Cercando di fare l’avvocato del diavolo potrei voler pensare che questo acclimatamento sia quasi naturale visto che non ho mai avuto la sensazione di star cambiando i miei gusti in base al modo in cui una persona mi veniva presentata. Anzi ebbi come l’impressione che la mia mente imparasse a leggere i segnali non più tramite i dettagli della conversazione bensì da quelli delle foto stesse: se vedevo una foto in barca a vela o in cima a una montagna per esempio mi sentivo naturalmente portato nel cercare di approfondire questa conoscenza; così come scappavo a gambe levate quando mi compariva la foto di qualcuno con un calice di brut in mano alle terme di Milano. Capii che la lucidità con cui decidiamo se potremmo stare bene con una persona o no, non dipende tanto da quanto veloce si prende la decisione ma piuttosto su quanto bene si leggano certi segnali. Al giorno d’oggi, un segnale negativo che ci indica che probabilmente non staremmo bene con una certa persona è chiamato “red flag”. Quello che invece la nostra mente fa su un’app come Tinder è imparare a leggere le green flag proprio attraverso delle foto e non più attraverso una conversazione o comunque un dialogo come è sempre successo per millenni. La sostanza però secondo me non cambia. È un po’ come spegnere la luce, annullare il senso della vista e far sì che la mente si concentri naturalmente sui sensi che possono tornarci più utili in quello specifico caso.
Capii che il dover scegliere un partner attraverso una foto non sarebbe stata la rovina del romanticismo globale e anzi, anni dopo realizzai come questo piccolo sacrificio ci apra dall’altra parte una serie infinita di possibilità. Sarà una consapevolezza felice ma che non durerà molto. Ma ne parleremo più avanti.

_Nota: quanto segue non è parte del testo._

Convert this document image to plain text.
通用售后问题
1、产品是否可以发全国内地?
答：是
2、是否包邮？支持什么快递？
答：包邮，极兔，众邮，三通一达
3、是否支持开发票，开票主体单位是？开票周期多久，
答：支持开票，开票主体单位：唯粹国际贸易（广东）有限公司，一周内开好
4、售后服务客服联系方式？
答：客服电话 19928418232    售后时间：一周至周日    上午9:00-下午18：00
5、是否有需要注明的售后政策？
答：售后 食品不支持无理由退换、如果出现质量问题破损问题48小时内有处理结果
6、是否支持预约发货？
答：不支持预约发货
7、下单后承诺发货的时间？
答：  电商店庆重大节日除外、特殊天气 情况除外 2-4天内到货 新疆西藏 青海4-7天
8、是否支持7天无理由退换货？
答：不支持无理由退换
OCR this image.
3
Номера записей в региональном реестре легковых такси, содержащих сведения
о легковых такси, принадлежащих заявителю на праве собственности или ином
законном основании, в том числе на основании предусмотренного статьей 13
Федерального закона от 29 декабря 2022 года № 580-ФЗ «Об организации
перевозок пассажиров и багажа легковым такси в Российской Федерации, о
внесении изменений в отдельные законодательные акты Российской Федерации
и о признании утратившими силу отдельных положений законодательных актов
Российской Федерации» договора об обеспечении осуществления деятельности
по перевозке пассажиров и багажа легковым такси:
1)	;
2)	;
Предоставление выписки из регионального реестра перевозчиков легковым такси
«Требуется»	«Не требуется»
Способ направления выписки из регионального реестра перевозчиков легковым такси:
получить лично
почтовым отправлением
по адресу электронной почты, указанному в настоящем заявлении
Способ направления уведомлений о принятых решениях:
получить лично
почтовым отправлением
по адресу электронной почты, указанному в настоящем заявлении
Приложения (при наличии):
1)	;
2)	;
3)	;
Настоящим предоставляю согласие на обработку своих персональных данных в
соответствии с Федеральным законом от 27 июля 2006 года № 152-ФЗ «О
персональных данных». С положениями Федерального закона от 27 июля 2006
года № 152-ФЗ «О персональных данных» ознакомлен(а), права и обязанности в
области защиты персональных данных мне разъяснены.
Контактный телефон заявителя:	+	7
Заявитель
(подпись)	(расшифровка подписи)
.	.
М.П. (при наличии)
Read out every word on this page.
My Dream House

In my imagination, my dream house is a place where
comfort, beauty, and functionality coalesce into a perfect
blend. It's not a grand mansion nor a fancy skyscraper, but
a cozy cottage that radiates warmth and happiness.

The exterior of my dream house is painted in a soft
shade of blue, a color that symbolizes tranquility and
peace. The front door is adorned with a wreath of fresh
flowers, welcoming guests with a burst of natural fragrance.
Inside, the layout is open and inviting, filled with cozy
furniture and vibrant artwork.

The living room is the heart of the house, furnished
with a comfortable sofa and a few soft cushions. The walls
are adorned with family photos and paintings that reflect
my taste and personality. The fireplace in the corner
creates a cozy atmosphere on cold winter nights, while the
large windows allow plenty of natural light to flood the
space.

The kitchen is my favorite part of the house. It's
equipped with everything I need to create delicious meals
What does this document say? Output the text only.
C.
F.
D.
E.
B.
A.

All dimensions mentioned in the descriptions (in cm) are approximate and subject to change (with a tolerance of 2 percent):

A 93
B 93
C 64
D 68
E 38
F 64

Il match -Hey, hai fatto match con qualcuno!
Dopo avervi parlato di “swipe” ora è arrivato anche il momento del “match”. Due parole veramente brutte in un arco di tempo così breve ma prometto che in realtà la via crucis finisce già qui: una volta fatto “match” nessun inglesismo ci rovinerà più l’atmosfera romantica.
Mi ricordo di come mi sentivo a vedere le prime notifiche dell’app che mi diceva: “hey, hai fatto match con qualcuno!”. All’inizio era un po’ alienante ma possiamo dire che lo fosse proprio un po’ tutto il circo, soprattutto per un ragazzo che ne sapeva poco anche sulle relazioni normali ma che con i suoi 23 anni voleva mettersi ben pochi freni alla scoperta di quello che c’era là fuori.
Se mi ricordo il primo match? Assolutamente no. Ma non perché io sia una bestia insensibile quanto perché molto probabilmente io col mio primo match non ci ho mai parlato. Questo tema ci obbliga a fermarci un attimo e introdurre quella che è una sorta di legge matematica che regola il numero di interazioni su tinder:
su 300 profili che ci vengono proposti noi metteremo 100 likes, di questi solo 20 verranno corrisposti e faranno quindi match. Ora, ammesso che noi scriviamo a tutti e 20, dobbiamo comunque considerare che meno della metà potrebbe risponderci e che delle 7-8 conversazioni che avremo solo una o massimo due porteranno effettivamente a un incontro.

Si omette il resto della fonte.